This chapter takes place in the afterglow of Israel’s deliverance from Egypt. God had desired that all of the surrounding nations would hear of His greatness through their deliverance, and because He is God Almighty, they did hear. Jethro, priest of Midian and Moses’ father-in-law, comes to Moses and brings along Moses’ wife Zipporah, whom we last heard about in Exodus 4. Moses’ and Zipporah’s two sons Gershom and Eliezer also come. Moses and Zipporah must not have had a very amenable marriage after the events of the circumcision in Exodus 4:24-26. Her long absence in the Bible from Exodus 4 until Exodus 18 suggests that she lived with her father during the intervening years.
But Jethro, as the priest of Midian and living far away, has heard of the deeds that have been done to free God’s people. This proves that news of their freedom and the methods by which they were freed had spread far and wide. Hearing this, Jethro brought Moses’ family back to him. As the son-in-law, Moses is still subservient to Jethro after a fashion, and we see evidence of that in their greeting and in their communication. When Moses relates the recent events to Jethro, he gives the Lord all of the credit and takes none for his own. In fact, Jethro is now convinced of the Almighty God’s singularity and power in Exodus 18:11: “Now I know that the Lord is greater than all the gods; for in the very thing in which they behaved proudly, He was above them.” As a priest of Midian, Jethro was more than likely a polytheistic priest, but after these events, news of which had spread all over the land, he is convinced that God is truly God over all.
The second half of this chapter shows us how desperately man needs a ruler. We need authority and governance and this passage underlines how difficult and taxing that can be to manage. As the nation’s figurehead, spiritual guru, leader, and relator of divine messages, Moses had a responsibility to judge the people and to make sure that they acted in line with the principles of God. As yet without the ten commandments and a structure by which to govern, Moses was left to oversee by default. Matters large and small were brought before him daily so that he could rule and decide what should happen for the questioning parties. As Jethro watches these hearings and judgments occur, he notices the toll it is taking on Moses and can see how, in the future, it will burn Moses out.
Jethro, in his mature wisdom, suggests that Moses teach the people about God and that he appoints men capable of judging over different-sized factions of the population.

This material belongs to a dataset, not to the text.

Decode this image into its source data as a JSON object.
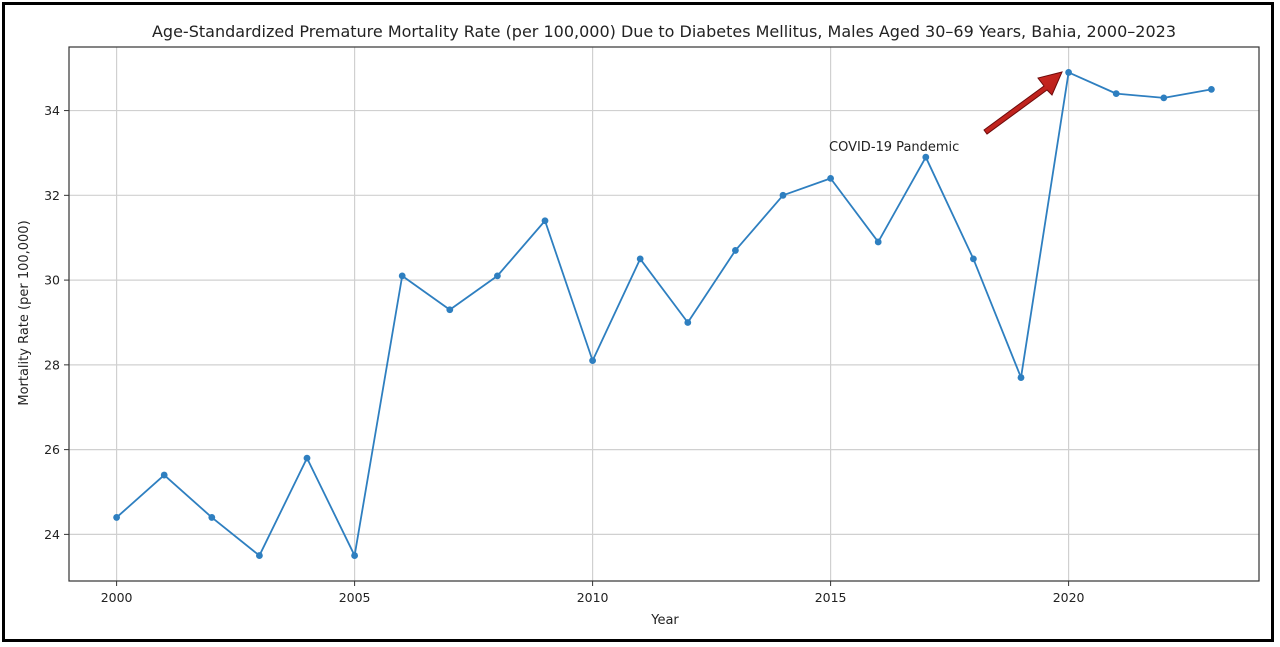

The two-pronged approach of teaching and appointing capable judges will greatly lessen the burden. With the absence of anything to refer to or a decree of some sort, the people needed guidance. Teaching the people the statutes, the laws, and how to live will help them to know for themselves what is wrong and what is right. The newly appointed judges (judging over thousands, hundreds, fifties, and tens) will help the people in matters that they are not able to handle for themselves – disputes, points needing clarity, and the like. There is a sort of implied hierarchy in this informal structure as well, where one supposes that the men more proficient at making judgments will oversee the higher number of people. These men will fear God, seek the truth, and hate covetousness. What a desirable triad of qualities we should all have!

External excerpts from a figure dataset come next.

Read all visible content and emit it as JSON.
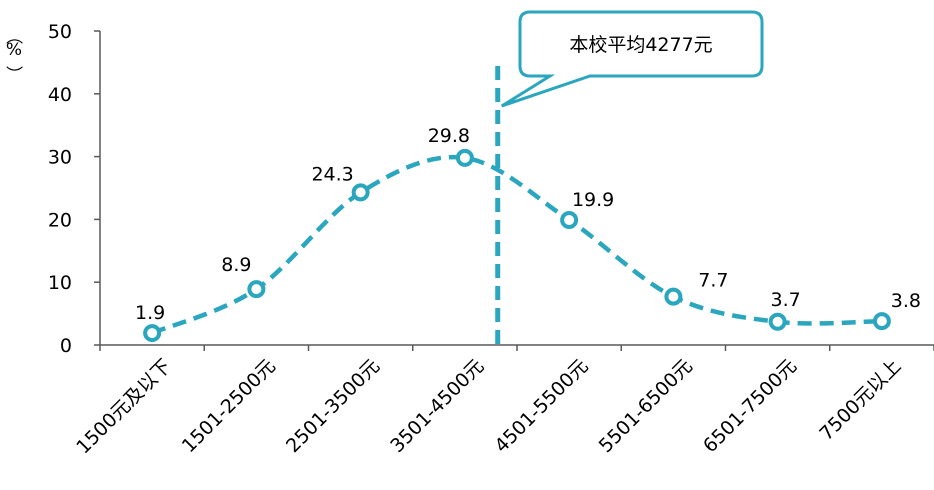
{
  "colors": {
    "series": "#2BA6BF",
    "axis": "#595959",
    "callout_border": "#2BA6BF",
    "text": "#000000"
  },
  "y_axis_unit": [
    "%",
    "（",
    "）"
  ],
  "callout": {
    "text": "本校平均4277元",
    "marker_x_value": 4277
  },
  "chart_data": {
    "type": "line",
    "title": "",
    "xlabel": "",
    "ylabel": "%",
    "ylim": [
      0,
      50
    ],
    "yticks": [
      0,
      10,
      20,
      30,
      40,
      50
    ],
    "grid": false,
    "categories": [
      "1500元及以下",
      "1501-2500元",
      "2501-3500元",
      "3501-4500元",
      "4501-5500元",
      "5501-6500元",
      "6501-7500元",
      "7500元以上"
    ],
    "series": [
      {
        "values": [
          1.9,
          8.9,
          24.3,
          29.8,
          19.9,
          7.7,
          3.7,
          3.8
        ],
        "labels": [
          "1.9",
          "8.9",
          "24.3",
          "29.8",
          "19.9",
          "7.7",
          "3.7",
          "3.8"
        ],
        "style": "dashed-smooth-with-open-circle-markers"
      }
    ]
  }
}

But this need to disperse information and share the burden of oversight among capable men is a sort of precursor to the model of organization we see in the new testament church with deacons and elders. God recognizes that there are those among us that are prepared to guide, oversee and help, while there are others in His kingdom that need the benefits of these blessings. I Corinthians 12:4: “For as we have many members in one body, but all the members do not have the same function.”
Jethro’s advice boils down to what the business or manufacturing world thinks of as process improvement. Simplify and improve to use less energy to accomplish greater output.
The best and biggest lesson for us in this chapter is that at best, we need help to govern ourselves. This is true at the community level, the church level and the personal level. Even the most faithful Christian among us falters and needs guidance, or at least a shoulder to lean on. It is often quoted, but Jeremiah 10:23-24 categorically encapsulates our need for God’s Word to govern our lives: “O Lord, I know the way of man is not in himself; It is not in man who walks to direct his own steps. O Lord, correct me, but with justice; Not in Your anger, lest You bring me to nothing.”
Each of us needs loving yet difficult correction from God. Without Him, we are rudderless ships in a sea, seeking a port in the storm, rarely finding peace. And if we should find peace without God, it is shallow, fleeting, and brittle. Only the true, lasting peace that God offers through His infinite mercy can prepare us for the deep troubles of life.